FERC last week approved portions of a Louisiana Public Service Commission complaint against Entergy subsidiaries System Energy Resources Inc. (SERI) and Entergy Services, denied and dismissed other portions, and set the remainder for settlement proceedings (EL18-142).
The PSC filed the Section 206 complaint in April, contending that the return on equity in the unit power sales agreement (UPSA) formula rate for calculating the costs of the Grand Gulf Nuclear Station billed to Entergy’s operating companies is unjust and unreasonable. The state regulator contested SERI’s capital structure and the depreciation rates currently incorporated into its rates, and it asked FERC to set the complaint for hearing and reset SERI’s ROE, equity ratio and depreciation rates to a just and reasonable level.

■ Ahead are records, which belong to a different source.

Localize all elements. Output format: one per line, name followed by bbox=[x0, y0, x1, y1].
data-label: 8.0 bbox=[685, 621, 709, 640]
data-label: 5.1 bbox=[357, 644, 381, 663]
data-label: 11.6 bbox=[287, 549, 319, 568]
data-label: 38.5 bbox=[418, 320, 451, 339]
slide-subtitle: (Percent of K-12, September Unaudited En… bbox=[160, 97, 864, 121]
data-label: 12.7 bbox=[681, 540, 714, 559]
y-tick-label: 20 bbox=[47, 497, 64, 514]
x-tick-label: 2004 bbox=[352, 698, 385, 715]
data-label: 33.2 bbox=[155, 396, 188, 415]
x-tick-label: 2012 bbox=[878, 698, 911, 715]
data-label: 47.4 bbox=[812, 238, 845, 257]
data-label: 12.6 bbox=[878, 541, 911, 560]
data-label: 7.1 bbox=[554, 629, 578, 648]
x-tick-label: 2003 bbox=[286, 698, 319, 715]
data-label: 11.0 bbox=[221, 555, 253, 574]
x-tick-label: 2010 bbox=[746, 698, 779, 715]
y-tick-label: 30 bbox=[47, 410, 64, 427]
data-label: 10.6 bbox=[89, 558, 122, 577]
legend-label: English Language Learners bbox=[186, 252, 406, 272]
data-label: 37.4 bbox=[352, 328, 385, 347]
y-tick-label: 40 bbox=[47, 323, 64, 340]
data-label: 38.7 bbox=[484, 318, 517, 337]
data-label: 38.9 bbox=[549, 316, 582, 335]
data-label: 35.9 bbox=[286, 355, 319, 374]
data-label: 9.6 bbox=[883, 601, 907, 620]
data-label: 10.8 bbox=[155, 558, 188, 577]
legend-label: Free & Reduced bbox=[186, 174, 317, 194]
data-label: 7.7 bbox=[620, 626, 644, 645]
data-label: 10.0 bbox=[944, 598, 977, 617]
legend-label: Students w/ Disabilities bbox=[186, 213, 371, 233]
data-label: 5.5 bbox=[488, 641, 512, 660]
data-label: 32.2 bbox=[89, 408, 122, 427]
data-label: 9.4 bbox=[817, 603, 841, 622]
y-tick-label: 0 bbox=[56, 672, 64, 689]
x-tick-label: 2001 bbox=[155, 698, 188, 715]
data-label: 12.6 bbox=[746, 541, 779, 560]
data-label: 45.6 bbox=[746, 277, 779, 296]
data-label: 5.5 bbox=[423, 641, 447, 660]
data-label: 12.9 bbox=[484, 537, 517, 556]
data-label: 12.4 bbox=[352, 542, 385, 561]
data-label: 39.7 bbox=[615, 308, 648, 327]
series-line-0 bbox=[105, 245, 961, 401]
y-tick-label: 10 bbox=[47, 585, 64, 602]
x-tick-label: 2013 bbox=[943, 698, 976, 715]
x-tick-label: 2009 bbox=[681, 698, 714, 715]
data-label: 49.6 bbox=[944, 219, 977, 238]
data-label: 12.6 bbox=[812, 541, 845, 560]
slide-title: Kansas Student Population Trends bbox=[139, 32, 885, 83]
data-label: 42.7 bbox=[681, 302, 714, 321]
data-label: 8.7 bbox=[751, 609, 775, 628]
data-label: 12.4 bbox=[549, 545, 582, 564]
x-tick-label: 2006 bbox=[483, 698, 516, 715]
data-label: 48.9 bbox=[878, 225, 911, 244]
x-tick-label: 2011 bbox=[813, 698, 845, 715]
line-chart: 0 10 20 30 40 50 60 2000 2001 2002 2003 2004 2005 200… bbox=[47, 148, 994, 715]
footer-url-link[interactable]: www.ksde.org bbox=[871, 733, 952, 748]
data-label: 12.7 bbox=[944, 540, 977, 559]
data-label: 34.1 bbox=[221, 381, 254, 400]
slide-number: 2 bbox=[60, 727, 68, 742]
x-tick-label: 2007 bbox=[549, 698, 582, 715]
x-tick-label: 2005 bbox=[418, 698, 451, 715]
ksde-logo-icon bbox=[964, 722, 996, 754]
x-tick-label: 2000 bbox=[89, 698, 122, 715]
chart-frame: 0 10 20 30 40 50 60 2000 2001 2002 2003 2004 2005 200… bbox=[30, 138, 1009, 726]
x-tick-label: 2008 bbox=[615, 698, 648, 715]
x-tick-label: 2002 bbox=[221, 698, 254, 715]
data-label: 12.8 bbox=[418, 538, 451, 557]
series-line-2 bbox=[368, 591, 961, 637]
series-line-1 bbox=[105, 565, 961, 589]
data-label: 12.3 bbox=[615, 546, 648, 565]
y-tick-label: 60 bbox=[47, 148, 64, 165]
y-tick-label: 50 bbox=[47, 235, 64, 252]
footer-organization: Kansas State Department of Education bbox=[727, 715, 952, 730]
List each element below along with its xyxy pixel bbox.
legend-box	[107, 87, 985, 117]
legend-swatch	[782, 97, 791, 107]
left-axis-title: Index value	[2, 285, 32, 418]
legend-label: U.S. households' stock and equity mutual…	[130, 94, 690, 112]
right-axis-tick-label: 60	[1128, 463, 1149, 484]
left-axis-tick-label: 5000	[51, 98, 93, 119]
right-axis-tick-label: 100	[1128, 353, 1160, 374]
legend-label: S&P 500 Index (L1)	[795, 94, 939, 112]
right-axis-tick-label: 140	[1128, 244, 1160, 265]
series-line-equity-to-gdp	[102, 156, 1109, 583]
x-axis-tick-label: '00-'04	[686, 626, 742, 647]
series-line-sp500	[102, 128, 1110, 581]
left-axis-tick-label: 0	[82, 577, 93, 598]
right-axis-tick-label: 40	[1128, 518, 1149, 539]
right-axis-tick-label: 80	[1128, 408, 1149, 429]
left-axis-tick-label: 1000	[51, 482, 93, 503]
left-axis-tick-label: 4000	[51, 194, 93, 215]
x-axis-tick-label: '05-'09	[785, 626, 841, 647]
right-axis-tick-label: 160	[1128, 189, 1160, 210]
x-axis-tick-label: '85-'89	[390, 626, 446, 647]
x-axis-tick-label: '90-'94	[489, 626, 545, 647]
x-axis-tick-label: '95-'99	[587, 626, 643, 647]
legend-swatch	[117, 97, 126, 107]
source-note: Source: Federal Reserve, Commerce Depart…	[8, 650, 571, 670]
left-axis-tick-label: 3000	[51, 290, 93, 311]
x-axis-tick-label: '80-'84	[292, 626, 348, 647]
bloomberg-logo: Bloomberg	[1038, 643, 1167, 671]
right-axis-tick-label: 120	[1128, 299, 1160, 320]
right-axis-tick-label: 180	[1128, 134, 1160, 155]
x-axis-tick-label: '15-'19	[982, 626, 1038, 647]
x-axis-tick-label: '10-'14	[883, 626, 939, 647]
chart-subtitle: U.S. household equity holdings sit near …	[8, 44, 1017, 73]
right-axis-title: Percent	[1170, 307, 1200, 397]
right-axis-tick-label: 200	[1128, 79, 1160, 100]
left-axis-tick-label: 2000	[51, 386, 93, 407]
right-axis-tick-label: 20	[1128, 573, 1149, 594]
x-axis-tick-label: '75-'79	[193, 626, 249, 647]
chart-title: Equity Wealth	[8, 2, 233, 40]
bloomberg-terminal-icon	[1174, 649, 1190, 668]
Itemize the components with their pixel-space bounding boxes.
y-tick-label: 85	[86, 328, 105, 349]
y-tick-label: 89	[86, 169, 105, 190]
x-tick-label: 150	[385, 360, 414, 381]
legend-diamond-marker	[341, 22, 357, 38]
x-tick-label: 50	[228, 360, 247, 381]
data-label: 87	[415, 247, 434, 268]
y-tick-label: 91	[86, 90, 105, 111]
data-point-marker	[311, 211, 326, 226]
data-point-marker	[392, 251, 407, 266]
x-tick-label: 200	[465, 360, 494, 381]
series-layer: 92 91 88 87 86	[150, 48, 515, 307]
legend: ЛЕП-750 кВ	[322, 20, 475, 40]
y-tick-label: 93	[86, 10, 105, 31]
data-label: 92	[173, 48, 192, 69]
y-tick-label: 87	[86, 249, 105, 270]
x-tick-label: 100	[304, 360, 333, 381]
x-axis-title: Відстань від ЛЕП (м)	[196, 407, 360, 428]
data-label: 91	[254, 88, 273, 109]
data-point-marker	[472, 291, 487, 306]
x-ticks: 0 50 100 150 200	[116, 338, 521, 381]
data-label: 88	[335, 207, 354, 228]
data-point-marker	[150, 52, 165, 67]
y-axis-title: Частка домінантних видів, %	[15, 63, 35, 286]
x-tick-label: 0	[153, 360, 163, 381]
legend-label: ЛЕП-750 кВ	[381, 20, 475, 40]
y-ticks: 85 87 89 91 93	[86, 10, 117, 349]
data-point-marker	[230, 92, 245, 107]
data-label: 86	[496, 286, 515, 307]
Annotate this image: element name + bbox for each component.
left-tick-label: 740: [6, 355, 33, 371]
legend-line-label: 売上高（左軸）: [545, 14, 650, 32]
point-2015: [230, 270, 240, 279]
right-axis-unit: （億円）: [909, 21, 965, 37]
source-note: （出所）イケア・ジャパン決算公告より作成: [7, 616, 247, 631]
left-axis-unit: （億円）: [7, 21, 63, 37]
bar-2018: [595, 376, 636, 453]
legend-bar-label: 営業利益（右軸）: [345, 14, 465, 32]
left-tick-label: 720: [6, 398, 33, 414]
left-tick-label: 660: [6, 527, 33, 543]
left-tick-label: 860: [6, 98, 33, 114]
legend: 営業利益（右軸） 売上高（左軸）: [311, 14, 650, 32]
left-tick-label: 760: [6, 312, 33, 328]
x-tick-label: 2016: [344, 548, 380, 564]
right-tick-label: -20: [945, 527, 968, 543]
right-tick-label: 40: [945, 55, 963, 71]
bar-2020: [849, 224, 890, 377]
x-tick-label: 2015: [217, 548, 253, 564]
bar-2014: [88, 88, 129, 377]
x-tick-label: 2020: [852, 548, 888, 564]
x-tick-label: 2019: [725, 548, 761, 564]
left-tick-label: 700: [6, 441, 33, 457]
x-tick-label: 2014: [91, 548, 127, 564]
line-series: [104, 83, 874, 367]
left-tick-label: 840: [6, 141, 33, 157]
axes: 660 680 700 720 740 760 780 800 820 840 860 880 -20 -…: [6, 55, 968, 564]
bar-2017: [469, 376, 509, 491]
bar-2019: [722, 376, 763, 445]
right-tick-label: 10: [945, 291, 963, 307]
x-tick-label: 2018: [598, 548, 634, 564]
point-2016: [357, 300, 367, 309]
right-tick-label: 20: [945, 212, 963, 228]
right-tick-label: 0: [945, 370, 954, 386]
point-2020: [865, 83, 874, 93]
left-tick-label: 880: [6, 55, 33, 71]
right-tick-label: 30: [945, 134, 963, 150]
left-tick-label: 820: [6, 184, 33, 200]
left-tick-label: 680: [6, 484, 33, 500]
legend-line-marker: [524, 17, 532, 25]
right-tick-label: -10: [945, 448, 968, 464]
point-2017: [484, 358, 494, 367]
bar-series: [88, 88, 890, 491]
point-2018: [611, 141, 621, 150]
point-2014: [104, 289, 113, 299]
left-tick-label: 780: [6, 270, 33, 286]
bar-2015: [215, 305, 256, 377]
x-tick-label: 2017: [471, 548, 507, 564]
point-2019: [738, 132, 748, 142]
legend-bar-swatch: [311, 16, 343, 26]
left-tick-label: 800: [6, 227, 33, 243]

The commission’s Aug. 24 order granted the PSC’s complaint about the ROE element, establishing hearing and settlement judge procedures and setting a refund effective date of April 27. It denied the capital structure elements and dismissed the depreciation rate elements.
Louisiana regulators charged that SERI’s ROE of 10.94% was calculated based on a record “developed in the mid-1990s,” saying that conditions have changed significantly since then, as investor return requirements, interest rates and inflation have decreased. They argued that SERI’s equity investor and shareholders faced almost no risk because the company sells Grand Gulf’s entire output to four utilities that are wholly owned by Entergy and are obligated by the UPSA to buy the power regardless of the amount delivered.
FERC found the Louisiana commission raised issues of material fact that it couldn’t resolve, and it set the complaint for investigation and a Section 206 trial-type evidentiary hearing. It encouraged the parties to make every effort to settle their disputes before hearing procedures begin.
Commission Approves Settlement Between Entergy, Parties
The commission last week also approved a settlement among SERI, the Arkansas, Louisiana and Mississippi commissions, Cooperative Energy, and New Orleans City Council, addressing issues regarding the depreciation rates to be applied under SERI’s UPSA (ER17-2219).
SERI amended the agreement between itself and its operating companies in 2017 to revise the depreciation rates used to calculate Grand Gulf’s depreciation and amortization expenses and update the depreciation rates for use in calculating the plant’s annual revenue requirement for decommissioning costs.